Colorado Pioneer Action operated as a 501(c)(4) social welfare organization promoting conservative principles and policies in Colorado. As a part of that work, Colorado Pioneer Action provided significant funding to an affiliated independent expenditure group, Colorado Right Now, to engage in political communications during the 2016 primary and general elections.

What might seem like a cynical shell game to outside observers is standard operating procedure for partisans on both sides of the aisle. Conservative and liberal organizations alike raise funds into one group that doesn’t spend money on elections but donates to an affiliate that does. Consequently, the only “contributor” disclosed by the second group is the first; individual contributors to the original organization never become public.

For example, Planned Parenthood of the Rocky Mountains Action Fund is also a 501(c)(4) organization. Its stated goals include “to foster and preserve a social and political climate favorable to the exercise of reproductive choice.” In 2018, it made $236,544.79 in total political contributions, all directed to its affiliated Planned Parenthood Votes Colorado Independent Expenditure Committee.

The independent expenditure committee then paid for television, radio, mailing, phone banks or other communications to support or oppose candidates.
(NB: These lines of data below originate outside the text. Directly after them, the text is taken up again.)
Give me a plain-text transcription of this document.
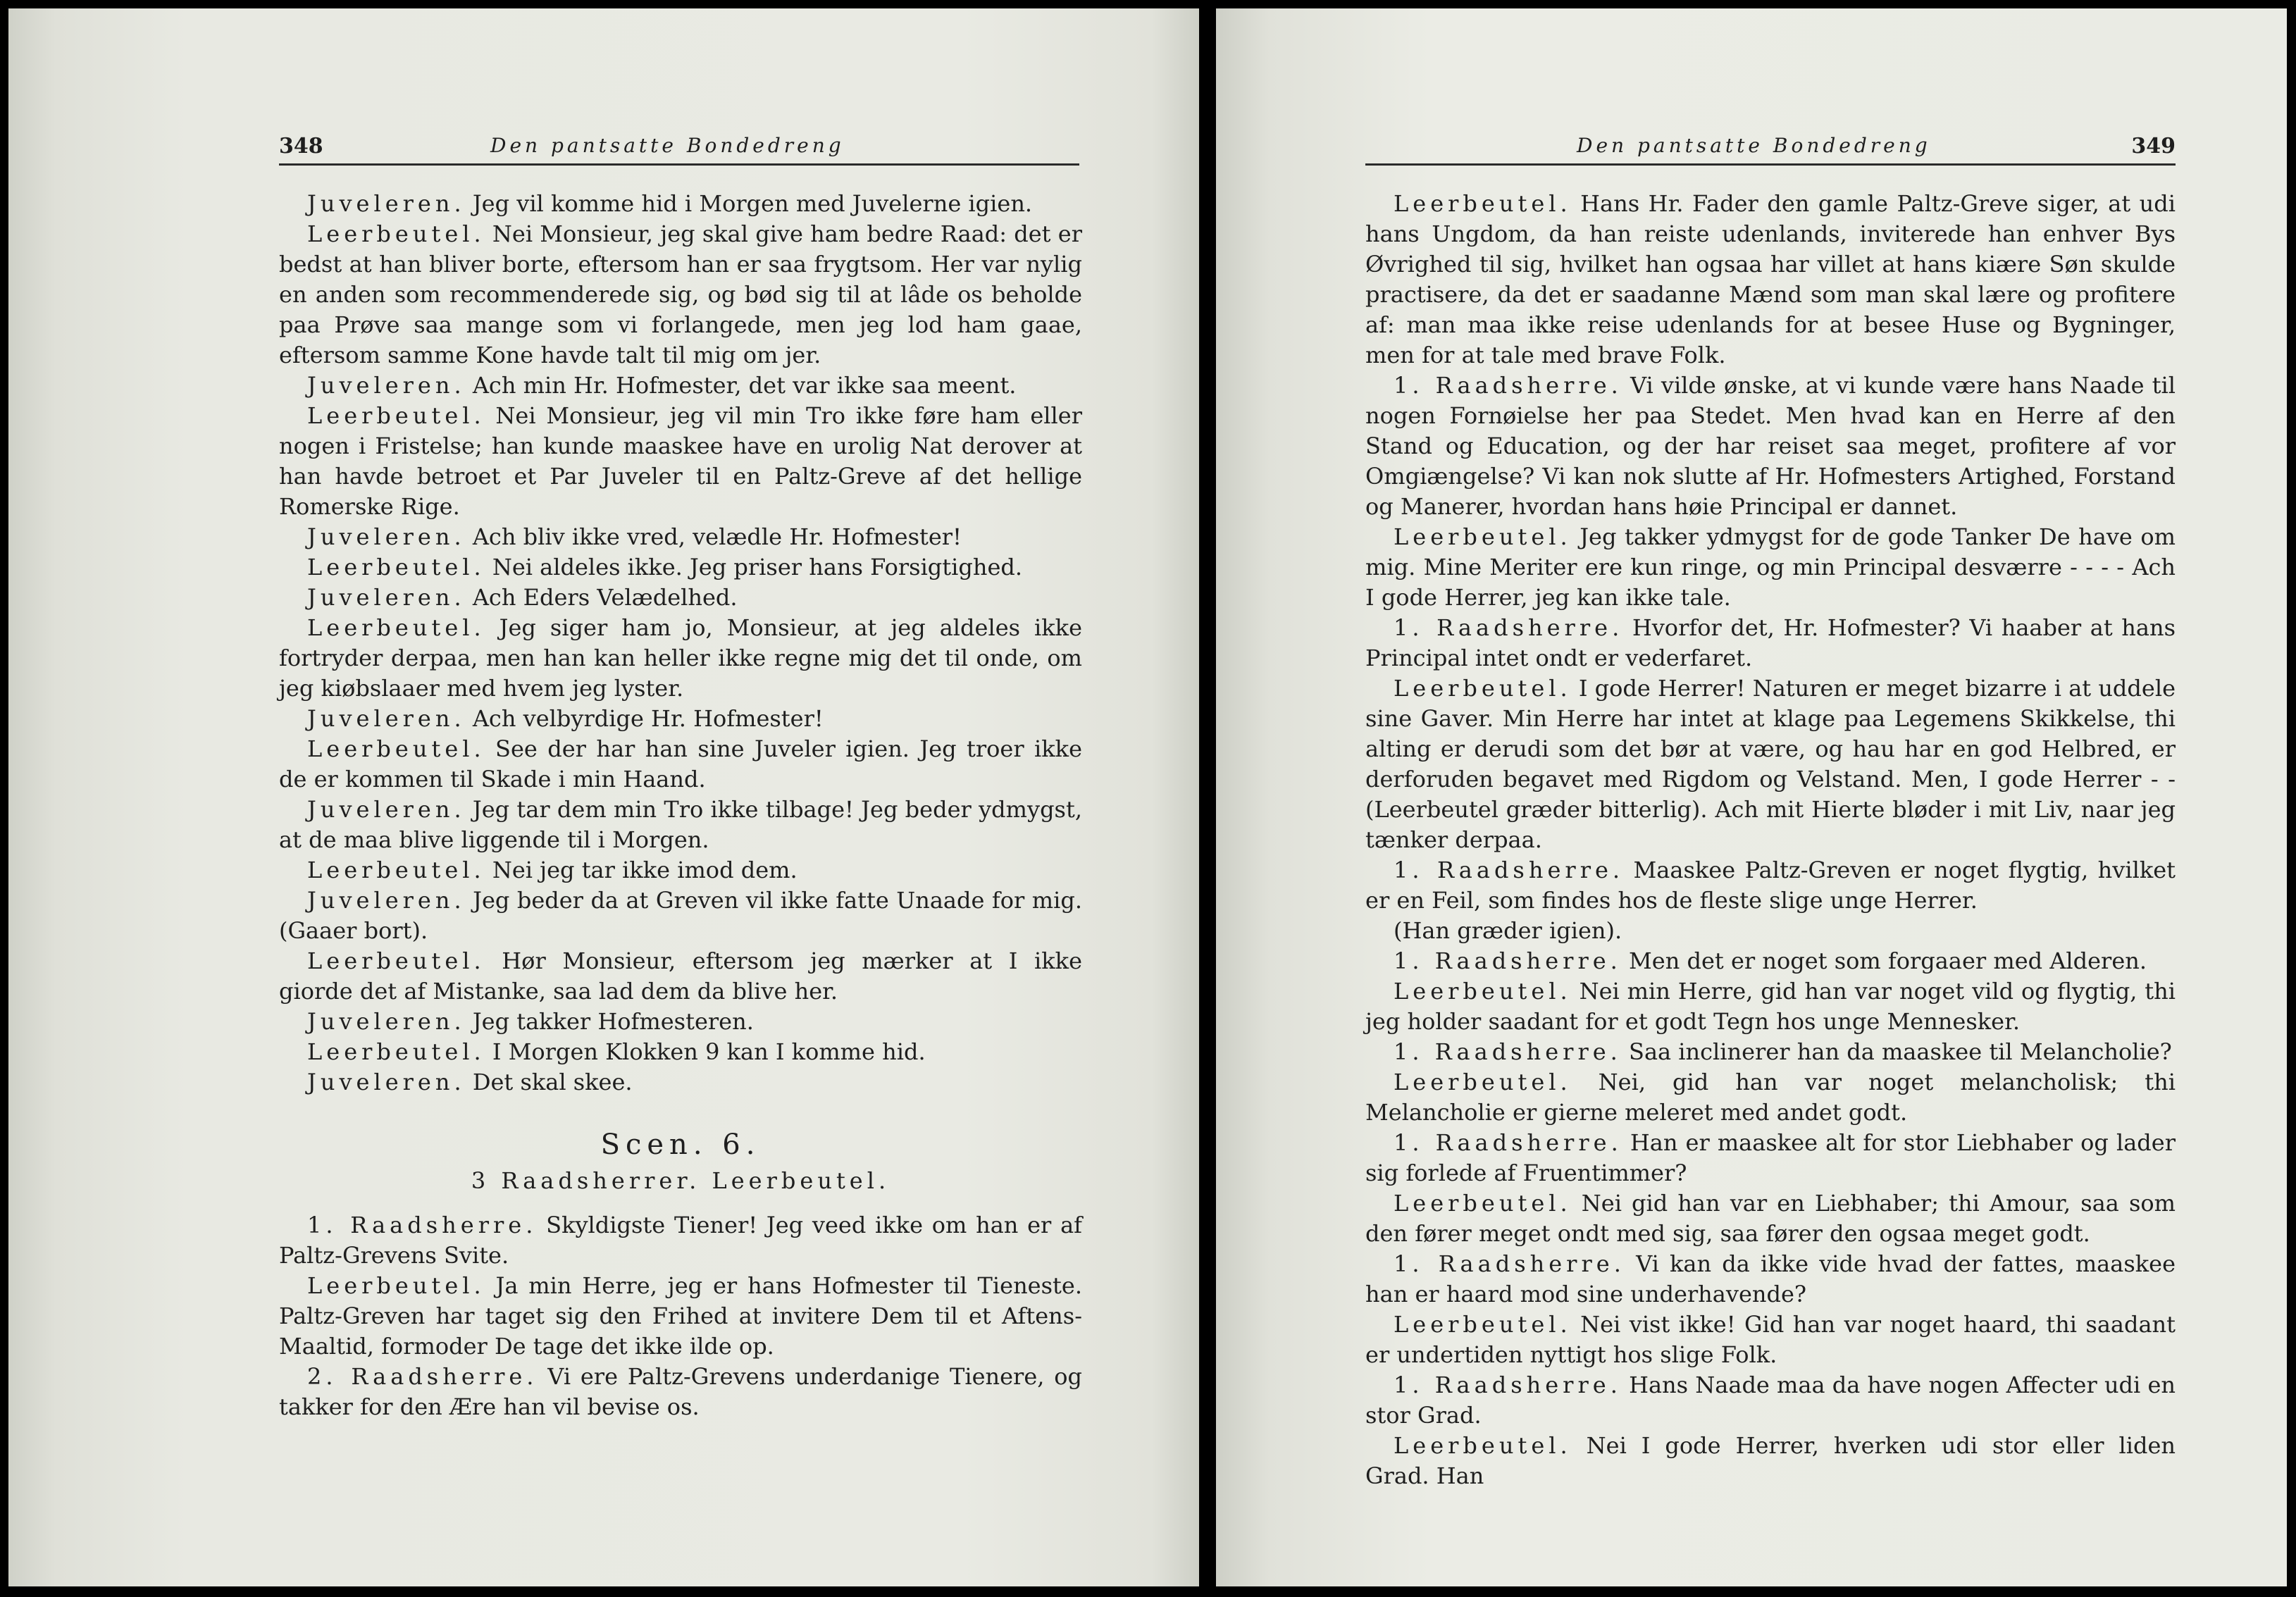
348	Den pantsatte Bondedreng

Juveleren. Jeg vil komme hid i Morgen med Juvelerne igien.

Leerbeutel. Nei Monsieur, jeg skal give ham bedre Raad: det er bedst at han bliver borte, eftersom han er saa frygtsom. Her var nylig en anden som recommenderede sig, og bød sig til at lâde os beholde paa Prøve saa mange som vi forlangede, men jeg lod ham gaae, eftersom samme Kone havde talt til mig om jer.

Juveleren. Ach min Hr. Hofmester, det var ikke saa meent.

Leerbeutel. Nei Monsieur, jeg vil min Tro ikke føre ham eller nogen i Fristelse; han kunde maaskee have en urolig Nat derover at han havde betroet et Par Juveler til en Paltz-Greve af det hellige Romerske Rige.

Juveleren. Ach bliv ikke vred, velædle Hr. Hofmester!

Leerbeutel. Nei aldeles ikke. Jeg priser hans Forsigtighed.

Juveleren. Ach Eders Velædelhed.

Leerbeutel. Jeg siger ham jo, Monsieur, at jeg aldeles ikke fortryder derpaa, men han kan heller ikke regne mig det til onde, om jeg kiøbslaaer med hvem jeg lyster.

Juveleren. Ach velbyrdige Hr. Hofmester!

Leerbeutel. See der har han sine Juveler igien. Jeg troer ikke de er kommen til Skade i min Haand.

Juveleren. Jeg tar dem min Tro ikke tilbage! Jeg beder ydmygst, at de maa blive liggende til i Morgen.

Leerbeutel. Nei jeg tar ikke imod dem.

Juveleren. Jeg beder da at Greven vil ikke fatte Unaade for mig. (Gaaer bort).

Leerbeutel. Hør Monsieur, eftersom jeg mærker at I ikke giorde det af Mistanke, saa lad dem da blive her.

Juveleren. Jeg takker Hofmesteren.

Leerbeutel. I Morgen Klokken 9 kan I komme hid.

Juveleren. Det skal skee.

Scen. 6.
3 Raadsherrer. Leerbeutel.

1. Raadsherre. Skyldigste Tiener! Jeg veed ikke om han er af Paltz-Grevens Svite.

Leerbeutel. Ja min Herre, jeg er hans Hofmester til Tieneste. Paltz-Greven har taget sig den Frihed at invitere Dem til et Aftens-Maaltid, formoder De tage det ikke ilde op.

2. Raadsherre. Vi ere Paltz-Grevens underdanige Tienere, og takker for den Ære han vil bevise os.

Den pantsatte Bondedreng	349

Leerbeutel. Hans Hr. Fader den gamle Paltz-Greve siger, at udi hans Ungdom, da han reiste udenlands, inviterede han enhver Bys Øvrighed til sig, hvilket han ogsaa har villet at hans kiære Søn skulde practisere, da det er saadanne Mænd som man skal lære og profitere af: man maa ikke reise udenlands for at besee Huse og Bygninger, men for at tale med brave Folk.

1. Raadsherre. Vi vilde ønske, at vi kunde være hans Naade til nogen Fornøielse her paa Stedet. Men hvad kan en Herre af den Stand og Education, og der har reiset saa meget, profitere af vor Omgiængelse? Vi kan nok slutte af Hr. Hofmesters Artighed, Forstand og Manerer, hvordan hans høie Principal er dannet.

Leerbeutel. Jeg takker ydmygst for de gode Tanker De have om mig. Mine Meriter ere kun ringe, og min Principal desværre - - - - Ach I gode Herrer, jeg kan ikke tale.

1. Raadsherre. Hvorfor det, Hr. Hofmester? Vi haaber at hans Principal intet ondt er vederfaret.

Leerbeutel. I gode Herrer! Naturen er meget bizarre i at uddele sine Gaver. Min Herre har intet at klage paa Legemens Skikkelse, thi alting er derudi som det bør at være, og hau har en god Helbred, er derforuden begavet med Rigdom og Velstand. Men, I gode Herrer - - (Leerbeutel græder bitterlig). Ach mit Hierte bløder i mit Liv, naar jeg tænker derpaa.

1. Raadsherre. Maaskee Paltz-Greven er noget flygtig, hvilket er en Feil, som findes hos de fleste slige unge Herrer.

(Han græder igien).

1. Raadsherre. Men det er noget som forgaaer med Alderen.

Leerbeutel. Nei min Herre, gid han var noget vild og flygtig, thi jeg holder saadant for et godt Tegn hos unge Mennesker.

1. Raadsherre. Saa inclinerer han da maaskee til Melancholie?

Leerbeutel. Nei, gid han var noget melancholisk; thi Melancholie er gierne meleret med andet godt.

1. Raadsherre. Han er maaskee alt for stor Liebhaber og lader sig forlede af Fruentimmer?

Leerbeutel. Nei gid han var en Liebhaber; thi Amour, saa som den fører meget ondt med sig, saa fører den ogsaa meget godt.

1. Raadsherre. Vi kan da ikke vide hvad der fattes, maaskee han er haard mod sine underhavende?

Leerbeutel. Nei vist ikke! Gid han var noget haard, thi saadant er undertiden nyttigt hos slige Folk.

1. Raadsherre. Hans Naade maa da have nogen Affecter udi en stor Grad.

Leerbeutel. Nei I gode Herrer, hverken udi stor eller liden Grad. Han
By determining that Colorado Pioneer Action fell within the constitutionally defined ambit of a political committee, the court of appeals set off a domino-effect that required Colorado Pioneer Action to abide by restrictive contribution amount limits ($625 per contributor, per election cycle) and publicly disclose all its contributors. And, of course, there is the $17,735 penalty imposed on the group.

That’s the kind of thing that should make groups like Planned Parenthood sit up and take notice.

There are caveats. First, as an unpublished court of appeals decision, the Colorado Pioneer Action case cannot be cited as binding legal precedent. Second, while the lower court reviewed the proportionate amount of money Colorado Pioneer Action made during an individual calendar year, the administrative law judge equivocated on the test’s applicability to groups with a longer history of activity.

Unfortunately for groups like Colorado Pioneer Action and Planned Parenthood, there is no good way to know in advance. The byzantine bramble created by campaign finance and election laws rarely provide bright-line rules that should be requisite when discussing core free-speech rights.

That paradox led former Supreme Court Justice Anthony Kennedy to lament in the landmark Citizens United decision that the “First Amendment does not permit laws that force speakers to retain a campaign finance attorney, conduct demographic marketing research, or seek declaratory ruling before discussing the most salient issues of our day. Prolix laws chill speech for the same reason that vague laws chill speech: People ‘of common intelligence must necessarily guess at [the law’s] meaning and differ as to its application.’”

Unfortunately, and perhaps unconstitutionally, that is not the position politically active groups may now find themselves. To the contrary, even with the help of legal counsel, it seems the only path to resolution may now be through further litigation.

Colorado Pioneer Action may still appeal to the Colorado Supreme Court or could eventually challenge the whole law in federal court. If they don’t, every other group employing a similar framework may want to begin putting a few more dollars into their own legal defense funds.

Regardless, the landscape for Colorado’s 2020 election cycle has already been altered.